693.0031/5–3149
The British Embassy to the Department of State
Memorandum
The Foreign Office and other Departments of His Majesty’s Government in the United Kingdom have given careful consideration to the [Page 848] Memorandum dated the 21st April from the Department of State concerning the subject of controlling the export of strategic materials (other than arms and military equipment) to Communist China and North Korea. The questions involved have proved to be of considerable complexity and they continue to be under close inter-departmental study. The following comments represent the provisional views of His Majesty’s Government on this proposal and they are presented in the hope that they will serve to explore the broader aspects of the problem.
2. The control of the direct export of strategic materials from the United Kingdom to China and North Korea would present no serious administrative difficulties. Under existing export control orders export licences are required for a specified list of strategic materials for all destinations, although there is provision to allow export of certain of these items without licence to the Commonwealth, United States of America, and to O.E.E.C.30 countries. All that would be required would be the addition of China to the Export Licensing Department’s confidential list of countries for which licences should be refused for security reasons. In addition to those legal powers there is a working arrangement with industry, by which the responsible production departments exercise control over the export of certain strategic equipment that does not lend itself to export licensing.

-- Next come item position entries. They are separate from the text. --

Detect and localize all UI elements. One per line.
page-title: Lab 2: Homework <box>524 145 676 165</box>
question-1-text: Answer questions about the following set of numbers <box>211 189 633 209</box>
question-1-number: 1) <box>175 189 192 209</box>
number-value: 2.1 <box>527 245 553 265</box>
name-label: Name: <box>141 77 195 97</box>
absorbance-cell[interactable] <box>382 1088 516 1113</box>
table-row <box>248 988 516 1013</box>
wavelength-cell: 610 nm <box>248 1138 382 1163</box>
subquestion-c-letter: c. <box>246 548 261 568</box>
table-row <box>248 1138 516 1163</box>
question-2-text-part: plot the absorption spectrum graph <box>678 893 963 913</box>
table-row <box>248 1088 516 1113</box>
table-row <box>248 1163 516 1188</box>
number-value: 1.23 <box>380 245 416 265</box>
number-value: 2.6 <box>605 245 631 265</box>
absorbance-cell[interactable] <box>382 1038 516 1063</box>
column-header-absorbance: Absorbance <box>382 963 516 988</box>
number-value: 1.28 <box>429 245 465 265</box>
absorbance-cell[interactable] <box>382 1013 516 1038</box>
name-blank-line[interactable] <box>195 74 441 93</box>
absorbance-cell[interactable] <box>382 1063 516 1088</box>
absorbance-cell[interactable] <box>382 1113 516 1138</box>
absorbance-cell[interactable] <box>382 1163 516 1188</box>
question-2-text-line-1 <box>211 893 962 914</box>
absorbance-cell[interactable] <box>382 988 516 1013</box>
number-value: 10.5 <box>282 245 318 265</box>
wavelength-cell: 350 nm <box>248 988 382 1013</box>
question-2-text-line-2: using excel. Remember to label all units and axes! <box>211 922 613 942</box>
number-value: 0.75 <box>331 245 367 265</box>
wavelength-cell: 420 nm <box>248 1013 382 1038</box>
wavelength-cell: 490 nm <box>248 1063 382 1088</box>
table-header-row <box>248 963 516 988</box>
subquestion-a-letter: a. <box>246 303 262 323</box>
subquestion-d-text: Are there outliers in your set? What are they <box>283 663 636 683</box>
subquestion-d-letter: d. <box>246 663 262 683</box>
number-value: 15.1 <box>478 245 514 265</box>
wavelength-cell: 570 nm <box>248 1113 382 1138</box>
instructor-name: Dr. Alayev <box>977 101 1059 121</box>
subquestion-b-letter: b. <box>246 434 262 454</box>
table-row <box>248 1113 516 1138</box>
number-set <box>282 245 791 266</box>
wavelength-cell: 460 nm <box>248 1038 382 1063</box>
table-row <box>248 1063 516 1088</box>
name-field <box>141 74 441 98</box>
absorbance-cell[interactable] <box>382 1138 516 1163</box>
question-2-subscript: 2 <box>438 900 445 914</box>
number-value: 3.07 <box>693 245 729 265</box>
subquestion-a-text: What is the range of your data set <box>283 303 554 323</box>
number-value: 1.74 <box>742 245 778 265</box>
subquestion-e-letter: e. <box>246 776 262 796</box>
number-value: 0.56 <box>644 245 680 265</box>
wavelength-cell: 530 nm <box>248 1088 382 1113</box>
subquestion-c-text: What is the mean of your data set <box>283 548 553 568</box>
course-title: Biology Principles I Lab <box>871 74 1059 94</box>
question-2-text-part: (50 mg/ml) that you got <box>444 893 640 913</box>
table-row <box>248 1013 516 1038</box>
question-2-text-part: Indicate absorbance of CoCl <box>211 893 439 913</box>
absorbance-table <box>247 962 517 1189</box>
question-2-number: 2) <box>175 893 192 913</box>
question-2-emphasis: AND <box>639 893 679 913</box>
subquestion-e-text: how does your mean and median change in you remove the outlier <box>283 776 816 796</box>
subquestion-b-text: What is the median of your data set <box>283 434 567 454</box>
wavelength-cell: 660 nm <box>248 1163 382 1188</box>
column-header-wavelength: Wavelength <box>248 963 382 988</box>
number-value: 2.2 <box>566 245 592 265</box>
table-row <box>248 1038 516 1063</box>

3. The control of direct exports from the United Kingdom to China would, however, be of no effect unless transhipment at a wide number of points could also be controlled The State Department will be well aware of the large number of leaks which occurred when attempts were made to enforce the arms embargo for Middle East countries. Some of the countries to which strategic materials may be exported without a license would in practice be potential entrepôt centres for re-export either direct or through their overseas territories to China. Apart from the United Kingdom most of the O.E.E.C. countries have not yet imposed controls on exports to Eastern Europe, and the experience of His Majesty’s Government in the working of these controls cannot encourage them in the belief that ready and effective co-operation on the wide scale necessary would be forthcoming in the event of any proposed extension of this system of controls to China.
4. The difficulties in the Far East itself would be very much greater since there are a number of areas there, some of them of great importance, which are traditional centres for entrepôt trade with China. As far as concerns exports from the United Kingdom, His Majesty’s Government would, in the first place, have to delete Hongkong, Malaya and Singapore from the list of those Commonwealth territories to which strategic materials may be exported without licenses under existing regulations. Since these territories have their own requirements [Page 849] of strategic materials a system would have to be devised to ensure that genuine local demands were met. This would present practical administrative problems of considerable difficulty. The local Governments would then be required to ensure that there was no export or re-export of strategic materials to China.
5. Even this, although damaging to Singapore and Hongkong (in its hampering of the swift movement of goods which is essential to the functioning of an entrepôt) would not produce effective control unless similar action were taken to control exports to a number of other possible entrepôt points in foreign territory in the Far East. It is indeed difficult to believe that the placing of a ban on strategic materials when applied only to direct exports from the United States and the United Kingdom and re-exports from Hongkong and Singapore would have much effect on the communist strength. The more probable result would be to divert trade away from Hongkong and Singapore to their more accommodating neighbours.
6. The Foreign Office is not clear whether the State Department is contemplating the control of all the items in the list known as 1(a).31
7. If, in the light of the above assessment of the ability of His Majesty’s Government to co-operate in the imposition of an effective control the United States Government has any concrete proposals to put forward the Foreign Office would be ready to give them very careful and sympathetic consideration. It is the present view of the Foreign Office that any detailed discussion of such proposals could be most effectively conducted at a technical level in London.